Before thinking good or evil, what is your original face before your parents were born?

~ PZI Miscellaneous Koan

In our tradition, this is considered a Dharmakaya koan, one that helps us understand that we and all things share an intimacy that cannot really be expressed in words. It is often one of the first koans we take up, and usually the teacher directs our attention inward: what is your face in all its uniqueness? But in a kind of magical way, when we lose ourselves in our face, we find that that face is far larger and more grand than we could have imagined.

Recently I was visiting a friend who lives in the southern Colorado Rockies, and for many days we went hiking in the woods. In hiking, we could hear the bull elk bugling, a haunting and rich sound. We would rest sometimes at that place between the dark fir forest and the white-barked aspen trees, a place where the elk cross over in the gathering dark to feed at night.
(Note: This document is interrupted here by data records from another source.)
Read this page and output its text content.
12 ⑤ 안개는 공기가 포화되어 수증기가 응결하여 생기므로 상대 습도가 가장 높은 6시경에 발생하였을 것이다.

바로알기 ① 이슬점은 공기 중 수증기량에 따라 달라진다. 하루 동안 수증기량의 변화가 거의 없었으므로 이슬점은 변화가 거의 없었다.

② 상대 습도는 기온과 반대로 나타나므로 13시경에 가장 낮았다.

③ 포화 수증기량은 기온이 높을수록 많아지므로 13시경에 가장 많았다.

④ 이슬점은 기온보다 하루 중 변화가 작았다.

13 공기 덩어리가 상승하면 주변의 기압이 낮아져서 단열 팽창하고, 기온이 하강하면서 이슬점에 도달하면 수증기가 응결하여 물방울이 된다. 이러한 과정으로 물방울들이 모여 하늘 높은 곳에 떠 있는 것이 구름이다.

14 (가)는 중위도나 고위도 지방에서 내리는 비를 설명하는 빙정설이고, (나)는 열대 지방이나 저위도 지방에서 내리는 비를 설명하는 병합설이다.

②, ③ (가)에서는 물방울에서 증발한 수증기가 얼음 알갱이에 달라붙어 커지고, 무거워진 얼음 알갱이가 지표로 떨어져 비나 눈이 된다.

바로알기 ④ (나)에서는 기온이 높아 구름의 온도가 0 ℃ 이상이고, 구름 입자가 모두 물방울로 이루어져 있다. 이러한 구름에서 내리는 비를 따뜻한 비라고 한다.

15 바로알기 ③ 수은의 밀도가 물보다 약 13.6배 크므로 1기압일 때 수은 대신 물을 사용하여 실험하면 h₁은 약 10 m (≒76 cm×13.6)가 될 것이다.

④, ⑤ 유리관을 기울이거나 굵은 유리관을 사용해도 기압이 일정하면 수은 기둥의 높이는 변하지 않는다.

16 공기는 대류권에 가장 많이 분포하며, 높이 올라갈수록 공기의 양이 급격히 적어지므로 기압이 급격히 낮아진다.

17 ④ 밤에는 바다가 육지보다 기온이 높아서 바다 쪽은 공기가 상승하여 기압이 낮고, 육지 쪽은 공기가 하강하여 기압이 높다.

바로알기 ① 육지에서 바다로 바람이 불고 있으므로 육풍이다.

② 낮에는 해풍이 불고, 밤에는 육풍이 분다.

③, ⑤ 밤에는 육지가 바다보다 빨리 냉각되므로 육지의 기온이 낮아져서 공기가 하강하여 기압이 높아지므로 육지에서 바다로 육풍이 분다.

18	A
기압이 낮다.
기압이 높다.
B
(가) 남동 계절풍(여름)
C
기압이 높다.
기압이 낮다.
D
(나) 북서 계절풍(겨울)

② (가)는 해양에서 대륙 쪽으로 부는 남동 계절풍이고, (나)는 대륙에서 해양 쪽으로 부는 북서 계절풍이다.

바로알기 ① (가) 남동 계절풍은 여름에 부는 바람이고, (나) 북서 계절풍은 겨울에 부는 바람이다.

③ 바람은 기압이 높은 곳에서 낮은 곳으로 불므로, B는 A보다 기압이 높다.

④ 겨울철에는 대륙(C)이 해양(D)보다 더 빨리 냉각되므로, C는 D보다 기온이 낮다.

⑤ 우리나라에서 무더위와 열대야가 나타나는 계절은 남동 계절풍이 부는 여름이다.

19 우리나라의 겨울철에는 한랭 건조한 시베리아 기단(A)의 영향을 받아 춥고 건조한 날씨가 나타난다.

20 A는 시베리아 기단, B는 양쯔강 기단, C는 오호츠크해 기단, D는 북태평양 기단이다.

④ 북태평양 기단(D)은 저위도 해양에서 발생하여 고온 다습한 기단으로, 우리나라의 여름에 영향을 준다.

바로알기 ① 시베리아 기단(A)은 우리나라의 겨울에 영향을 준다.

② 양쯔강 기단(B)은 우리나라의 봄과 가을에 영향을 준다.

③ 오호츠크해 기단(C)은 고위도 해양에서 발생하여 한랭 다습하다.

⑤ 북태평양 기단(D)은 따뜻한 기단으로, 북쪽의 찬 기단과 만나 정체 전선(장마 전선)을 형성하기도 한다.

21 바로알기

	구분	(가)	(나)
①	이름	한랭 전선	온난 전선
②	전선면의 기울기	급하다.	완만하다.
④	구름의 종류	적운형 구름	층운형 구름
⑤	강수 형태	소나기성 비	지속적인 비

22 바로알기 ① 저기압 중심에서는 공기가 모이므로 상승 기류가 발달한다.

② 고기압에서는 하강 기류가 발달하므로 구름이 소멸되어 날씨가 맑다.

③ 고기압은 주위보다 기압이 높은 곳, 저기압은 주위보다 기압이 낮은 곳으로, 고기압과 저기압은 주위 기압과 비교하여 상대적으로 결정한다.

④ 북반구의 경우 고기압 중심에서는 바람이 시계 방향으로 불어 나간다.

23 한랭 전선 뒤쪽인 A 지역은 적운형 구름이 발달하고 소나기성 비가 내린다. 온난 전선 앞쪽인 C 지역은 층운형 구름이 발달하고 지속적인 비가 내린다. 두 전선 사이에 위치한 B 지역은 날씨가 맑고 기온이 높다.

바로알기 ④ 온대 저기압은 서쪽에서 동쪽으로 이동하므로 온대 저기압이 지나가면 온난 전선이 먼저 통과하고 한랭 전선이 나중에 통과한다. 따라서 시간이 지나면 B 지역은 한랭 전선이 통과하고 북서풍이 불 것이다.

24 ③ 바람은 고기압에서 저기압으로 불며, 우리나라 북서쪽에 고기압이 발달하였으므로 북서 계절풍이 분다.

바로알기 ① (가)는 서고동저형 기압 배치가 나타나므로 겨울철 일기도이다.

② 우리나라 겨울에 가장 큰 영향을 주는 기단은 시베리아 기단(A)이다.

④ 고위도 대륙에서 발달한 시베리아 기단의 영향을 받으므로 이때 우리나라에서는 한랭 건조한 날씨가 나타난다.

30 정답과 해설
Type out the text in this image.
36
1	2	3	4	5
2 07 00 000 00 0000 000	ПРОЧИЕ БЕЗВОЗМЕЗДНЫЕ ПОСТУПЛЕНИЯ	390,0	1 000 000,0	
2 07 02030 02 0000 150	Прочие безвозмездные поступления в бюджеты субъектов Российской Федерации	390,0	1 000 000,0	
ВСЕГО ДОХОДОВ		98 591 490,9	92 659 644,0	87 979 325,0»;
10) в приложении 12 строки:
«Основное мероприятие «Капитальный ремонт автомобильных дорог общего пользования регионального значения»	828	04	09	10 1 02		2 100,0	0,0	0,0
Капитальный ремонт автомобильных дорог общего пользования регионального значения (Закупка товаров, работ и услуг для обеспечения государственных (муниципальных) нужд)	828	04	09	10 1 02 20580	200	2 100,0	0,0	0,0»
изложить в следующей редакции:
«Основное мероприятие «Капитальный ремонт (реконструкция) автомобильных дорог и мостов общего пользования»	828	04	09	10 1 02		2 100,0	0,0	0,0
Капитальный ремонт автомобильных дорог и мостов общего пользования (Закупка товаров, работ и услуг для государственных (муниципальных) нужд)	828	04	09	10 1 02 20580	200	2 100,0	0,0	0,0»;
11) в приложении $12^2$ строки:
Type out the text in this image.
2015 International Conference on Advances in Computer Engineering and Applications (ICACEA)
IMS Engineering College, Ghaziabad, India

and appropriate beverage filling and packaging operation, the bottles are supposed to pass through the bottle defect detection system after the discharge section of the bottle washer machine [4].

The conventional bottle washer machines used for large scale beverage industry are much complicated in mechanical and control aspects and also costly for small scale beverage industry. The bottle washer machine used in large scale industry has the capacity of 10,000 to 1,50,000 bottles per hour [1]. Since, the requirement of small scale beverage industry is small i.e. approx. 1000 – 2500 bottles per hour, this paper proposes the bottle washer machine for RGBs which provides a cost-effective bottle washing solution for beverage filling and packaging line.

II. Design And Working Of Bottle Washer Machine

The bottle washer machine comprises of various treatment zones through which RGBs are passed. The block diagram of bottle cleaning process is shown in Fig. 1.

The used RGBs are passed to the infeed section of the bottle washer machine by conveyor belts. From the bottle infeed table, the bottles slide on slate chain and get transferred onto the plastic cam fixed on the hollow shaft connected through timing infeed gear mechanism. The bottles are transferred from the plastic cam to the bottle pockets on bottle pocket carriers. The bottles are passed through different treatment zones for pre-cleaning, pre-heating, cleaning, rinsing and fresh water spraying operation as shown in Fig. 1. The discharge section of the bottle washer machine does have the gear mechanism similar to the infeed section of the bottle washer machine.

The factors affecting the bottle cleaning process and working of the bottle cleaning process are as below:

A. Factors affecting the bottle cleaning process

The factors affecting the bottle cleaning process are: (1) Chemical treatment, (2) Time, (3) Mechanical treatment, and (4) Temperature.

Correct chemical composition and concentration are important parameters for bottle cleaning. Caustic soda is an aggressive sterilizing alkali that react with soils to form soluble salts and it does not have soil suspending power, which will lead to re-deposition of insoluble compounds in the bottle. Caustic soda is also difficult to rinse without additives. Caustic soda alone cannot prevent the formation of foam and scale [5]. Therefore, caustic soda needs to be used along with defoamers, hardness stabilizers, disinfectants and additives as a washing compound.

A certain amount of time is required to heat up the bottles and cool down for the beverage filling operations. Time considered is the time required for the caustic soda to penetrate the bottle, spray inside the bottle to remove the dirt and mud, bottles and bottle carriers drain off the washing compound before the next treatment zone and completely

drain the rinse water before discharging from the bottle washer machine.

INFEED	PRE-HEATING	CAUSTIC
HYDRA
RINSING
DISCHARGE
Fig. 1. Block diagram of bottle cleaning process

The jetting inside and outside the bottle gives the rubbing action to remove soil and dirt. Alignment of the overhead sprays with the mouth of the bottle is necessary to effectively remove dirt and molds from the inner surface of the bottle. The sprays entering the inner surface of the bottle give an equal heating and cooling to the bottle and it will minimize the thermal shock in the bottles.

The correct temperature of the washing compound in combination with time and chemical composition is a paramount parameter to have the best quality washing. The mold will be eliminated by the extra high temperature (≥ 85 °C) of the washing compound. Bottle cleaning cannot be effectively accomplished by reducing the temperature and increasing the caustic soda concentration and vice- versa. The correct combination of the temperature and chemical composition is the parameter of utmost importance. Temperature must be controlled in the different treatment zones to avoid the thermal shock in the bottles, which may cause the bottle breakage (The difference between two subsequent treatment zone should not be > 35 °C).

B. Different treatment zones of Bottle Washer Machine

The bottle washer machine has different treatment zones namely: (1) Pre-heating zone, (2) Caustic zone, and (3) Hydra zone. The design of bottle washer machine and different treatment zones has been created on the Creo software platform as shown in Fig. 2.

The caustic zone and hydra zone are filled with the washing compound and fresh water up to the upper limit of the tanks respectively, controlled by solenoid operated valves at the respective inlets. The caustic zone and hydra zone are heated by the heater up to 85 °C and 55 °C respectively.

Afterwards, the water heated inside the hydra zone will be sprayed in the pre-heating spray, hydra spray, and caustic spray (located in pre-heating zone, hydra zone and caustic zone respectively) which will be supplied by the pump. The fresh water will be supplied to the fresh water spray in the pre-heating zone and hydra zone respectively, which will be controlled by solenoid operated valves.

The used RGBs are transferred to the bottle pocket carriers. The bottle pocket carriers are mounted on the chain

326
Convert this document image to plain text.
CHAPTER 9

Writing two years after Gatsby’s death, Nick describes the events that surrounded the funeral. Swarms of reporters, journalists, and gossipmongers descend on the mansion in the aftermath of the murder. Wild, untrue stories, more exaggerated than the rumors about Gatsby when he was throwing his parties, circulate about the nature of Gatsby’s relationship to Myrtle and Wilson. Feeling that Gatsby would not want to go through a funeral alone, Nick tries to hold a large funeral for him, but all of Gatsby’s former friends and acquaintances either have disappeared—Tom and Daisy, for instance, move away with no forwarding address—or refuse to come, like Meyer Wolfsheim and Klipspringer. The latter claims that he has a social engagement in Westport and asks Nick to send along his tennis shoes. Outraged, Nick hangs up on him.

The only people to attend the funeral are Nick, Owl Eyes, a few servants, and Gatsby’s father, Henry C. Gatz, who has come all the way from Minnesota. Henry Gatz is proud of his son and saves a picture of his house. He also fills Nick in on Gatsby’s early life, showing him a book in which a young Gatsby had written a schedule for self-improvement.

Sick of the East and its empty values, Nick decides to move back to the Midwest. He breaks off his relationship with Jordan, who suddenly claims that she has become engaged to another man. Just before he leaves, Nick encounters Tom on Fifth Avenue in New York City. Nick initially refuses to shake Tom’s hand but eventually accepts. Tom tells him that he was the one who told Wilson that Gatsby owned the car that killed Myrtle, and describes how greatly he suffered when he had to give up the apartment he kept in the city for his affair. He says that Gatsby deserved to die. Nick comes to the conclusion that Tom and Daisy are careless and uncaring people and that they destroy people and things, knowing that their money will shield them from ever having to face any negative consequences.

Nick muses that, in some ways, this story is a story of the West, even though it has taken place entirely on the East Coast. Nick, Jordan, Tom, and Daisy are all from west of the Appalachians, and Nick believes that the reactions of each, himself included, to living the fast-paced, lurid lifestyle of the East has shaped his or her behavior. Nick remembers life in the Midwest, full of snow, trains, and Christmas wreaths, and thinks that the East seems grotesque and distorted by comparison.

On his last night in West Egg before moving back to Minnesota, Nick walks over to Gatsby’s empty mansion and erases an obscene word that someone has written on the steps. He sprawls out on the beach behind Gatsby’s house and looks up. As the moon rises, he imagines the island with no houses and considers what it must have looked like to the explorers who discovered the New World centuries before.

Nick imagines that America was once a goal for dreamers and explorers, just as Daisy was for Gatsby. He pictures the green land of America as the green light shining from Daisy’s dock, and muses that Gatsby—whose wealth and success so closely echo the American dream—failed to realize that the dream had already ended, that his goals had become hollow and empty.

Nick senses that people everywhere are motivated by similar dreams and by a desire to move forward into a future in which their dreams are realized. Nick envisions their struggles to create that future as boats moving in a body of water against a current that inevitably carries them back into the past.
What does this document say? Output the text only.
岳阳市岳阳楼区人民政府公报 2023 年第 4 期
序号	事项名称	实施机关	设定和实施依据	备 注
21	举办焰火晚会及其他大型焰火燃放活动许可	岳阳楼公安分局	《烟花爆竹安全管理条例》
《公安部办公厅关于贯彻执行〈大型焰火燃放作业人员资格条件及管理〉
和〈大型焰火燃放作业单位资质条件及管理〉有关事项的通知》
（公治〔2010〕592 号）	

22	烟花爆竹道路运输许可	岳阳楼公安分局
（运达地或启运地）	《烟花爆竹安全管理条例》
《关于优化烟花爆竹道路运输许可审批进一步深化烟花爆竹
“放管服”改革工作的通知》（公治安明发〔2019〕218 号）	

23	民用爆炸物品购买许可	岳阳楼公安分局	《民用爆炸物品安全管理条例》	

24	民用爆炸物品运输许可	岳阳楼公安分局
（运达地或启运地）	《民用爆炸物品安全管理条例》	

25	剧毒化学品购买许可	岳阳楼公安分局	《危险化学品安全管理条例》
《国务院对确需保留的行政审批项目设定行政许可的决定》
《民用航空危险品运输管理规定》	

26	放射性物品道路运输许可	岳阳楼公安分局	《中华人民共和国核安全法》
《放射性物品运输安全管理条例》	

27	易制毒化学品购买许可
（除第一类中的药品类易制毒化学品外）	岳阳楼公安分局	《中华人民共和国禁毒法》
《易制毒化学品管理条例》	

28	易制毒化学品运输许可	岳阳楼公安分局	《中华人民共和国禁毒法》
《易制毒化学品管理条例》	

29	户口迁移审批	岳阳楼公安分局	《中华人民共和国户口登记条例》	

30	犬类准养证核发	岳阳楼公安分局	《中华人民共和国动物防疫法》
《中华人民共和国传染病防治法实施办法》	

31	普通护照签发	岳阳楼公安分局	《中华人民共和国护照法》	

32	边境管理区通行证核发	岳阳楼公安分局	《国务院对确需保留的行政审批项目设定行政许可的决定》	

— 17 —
Sitting quietly in that forest of dark and light, I could know that my original face was not limited to my small face. The sunlight through the bright-yellow aspen leaves, the early snow high on the peaks, and young saplings pushing up through a part of the forest previously burned by wildfire. These too are my original face, and I can, we all can, take some deep solace that these things will appear and renew themselves moment by moment. “For whom do you dress up and apply make-up?,” the teacher Tung-shan asks, “The sound of the cuckoo follows me home/The hundred flowers fall, and still the cuckoo calls/I go deep into the jumbled peaks, and it’s call follows me there.”